Your brand’s 6-factor blueprint to effective AI measurement
From establishing clean baselines to embedding AI signals into existing scorecards, here’s how to quantify what matters: adoption, efficiency gains, quality checks and the business outcomes AI actually enables.
Brian Buchwald is Edelman president, global transformation and performance, and advisor to the Center for AI Strategy.
Center for AI Strategy: What framework do you give clients for building their own AI measurement system? Do you recommend they start with efficiency metrics, performance metrics, adoption tracking or something else?
Brian Buchwald: We start with the business, not the tech. There isn’t a one-size-fits-all model. The roadmap we lay out begins with a few use cases, tight baselines and tracking clear before/after metrics before scaling further. We:
• Define the business goal for specific workflows
• Determine the baseline for how each workflow performs today
• Stand up a pilot and track adoption
• Quantify efficiency gains (both time and cost)
• Measure quality and risk
• Tie it to outcomes the business already values, like revenue, retention or campaign impact
CAIS: What are the essential metrics you tell clients they must track from day one vs. metrics they can layer in later? How do you help them avoid analysis paralysis while ensuring they’re capturing what matters?
Buchwald: Day one is about creating a clean baseline and proving use: Who’s using it, for what and how often?
Next, track efficiency: time to complete, cycle time, cost per task.

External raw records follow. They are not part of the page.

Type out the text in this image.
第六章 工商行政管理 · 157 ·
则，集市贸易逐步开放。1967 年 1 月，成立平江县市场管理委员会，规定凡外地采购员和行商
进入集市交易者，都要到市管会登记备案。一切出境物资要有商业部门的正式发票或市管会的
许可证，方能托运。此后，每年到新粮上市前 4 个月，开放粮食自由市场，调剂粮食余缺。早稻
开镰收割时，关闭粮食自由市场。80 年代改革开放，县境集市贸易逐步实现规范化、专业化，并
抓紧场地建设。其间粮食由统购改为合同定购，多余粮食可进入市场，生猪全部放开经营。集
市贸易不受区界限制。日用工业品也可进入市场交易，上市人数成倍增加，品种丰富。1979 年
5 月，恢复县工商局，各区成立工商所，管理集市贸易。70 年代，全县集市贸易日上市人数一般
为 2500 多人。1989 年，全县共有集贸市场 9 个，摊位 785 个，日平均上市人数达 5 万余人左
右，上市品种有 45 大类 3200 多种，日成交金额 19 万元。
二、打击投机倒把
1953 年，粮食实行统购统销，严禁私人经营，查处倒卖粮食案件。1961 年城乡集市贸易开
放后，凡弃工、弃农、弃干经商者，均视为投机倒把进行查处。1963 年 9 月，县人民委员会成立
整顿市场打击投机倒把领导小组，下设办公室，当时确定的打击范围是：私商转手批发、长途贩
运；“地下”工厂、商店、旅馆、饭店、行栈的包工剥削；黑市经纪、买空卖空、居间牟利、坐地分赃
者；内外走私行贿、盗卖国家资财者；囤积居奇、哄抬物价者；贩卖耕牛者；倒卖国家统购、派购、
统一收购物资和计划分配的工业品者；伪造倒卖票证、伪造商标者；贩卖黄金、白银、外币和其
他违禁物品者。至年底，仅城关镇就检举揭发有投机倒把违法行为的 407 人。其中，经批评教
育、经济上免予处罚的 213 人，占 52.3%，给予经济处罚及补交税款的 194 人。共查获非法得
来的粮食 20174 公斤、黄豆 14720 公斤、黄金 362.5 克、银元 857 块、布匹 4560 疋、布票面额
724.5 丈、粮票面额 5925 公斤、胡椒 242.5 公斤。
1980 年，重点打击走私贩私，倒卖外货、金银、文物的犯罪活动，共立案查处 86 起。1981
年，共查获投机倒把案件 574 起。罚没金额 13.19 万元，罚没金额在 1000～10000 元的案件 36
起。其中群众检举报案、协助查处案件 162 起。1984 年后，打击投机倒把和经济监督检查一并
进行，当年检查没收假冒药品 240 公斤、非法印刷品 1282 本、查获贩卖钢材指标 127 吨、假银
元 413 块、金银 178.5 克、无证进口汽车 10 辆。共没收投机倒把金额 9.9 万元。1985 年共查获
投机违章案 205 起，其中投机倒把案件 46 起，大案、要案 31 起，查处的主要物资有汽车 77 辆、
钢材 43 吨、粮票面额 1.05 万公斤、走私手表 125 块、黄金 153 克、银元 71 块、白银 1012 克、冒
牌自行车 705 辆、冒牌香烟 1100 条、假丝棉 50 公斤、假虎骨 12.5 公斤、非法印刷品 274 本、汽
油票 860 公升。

Then it’s important to add metrics that assess quality: error rates, rework/edits, brand/safety flags, approval rates.
Finally, measure what AI enables — speed to market, ability to personalize, new deliverables and more strategic work unlocked by efficiency gains, and the end metrics that matter (win rate, earned coverage quality, retention).
CAIS: How do you help clients connect their AI metrics to business outcomes they already measure? What’s your approach for integrating AI measurement into existing KPI frameworks rather than creating a separate “AI dashboard” no one looks at?
Buchwald: We recommend embedding AI signals into the KPI cadence a business already runs — OKRs (objectives and key results), performance scorecards, finance reviews.
Instead of a separate “AI dashboard,” tag existing KPIs with an “AI-assist” marker — for example, time to pitch reduced by 40% via AI, or client approval rate up 10% with AI drafts. The team still owns the KPI, but AI becomes the explainable driver underneath it. The rule of thumb: If leadership already cares about a number, show exactly how AI moves that number, not just MAUs (monthly active users) or logins in isolation.
CAIS: What mistakes do you see clients make when building their own AI metrics?
Buchwald: Counting usage as the ultimate goal. Logins are a means, not an outcome. Other common traps can be skipping a baseline, measuring too much (15 dashboards, no decisions), using vanity metrics (prompt counts) and ignoring quality/safety.
You also want to avoid pilots being judged like scaled programs. The fix is simple: baseline first, define success upfront, measure both speed and quality, and always connect to a business KPI.
CAIS: How do you advise clients on measuring AI ROI when they’re using multiple AI tools across different teams? What’s your guidance for creating a unified view?
Buchwald: Treat “AI strategy” as a lens on corporate strategy with common goals and language. Then you can design solutions and procure tools in service of those broader objectives. This helps ensure that a unified view is established from the get-go, versus bespoke tools for individual needs that are often underutilized and have much narrower ROI measures that can be applied.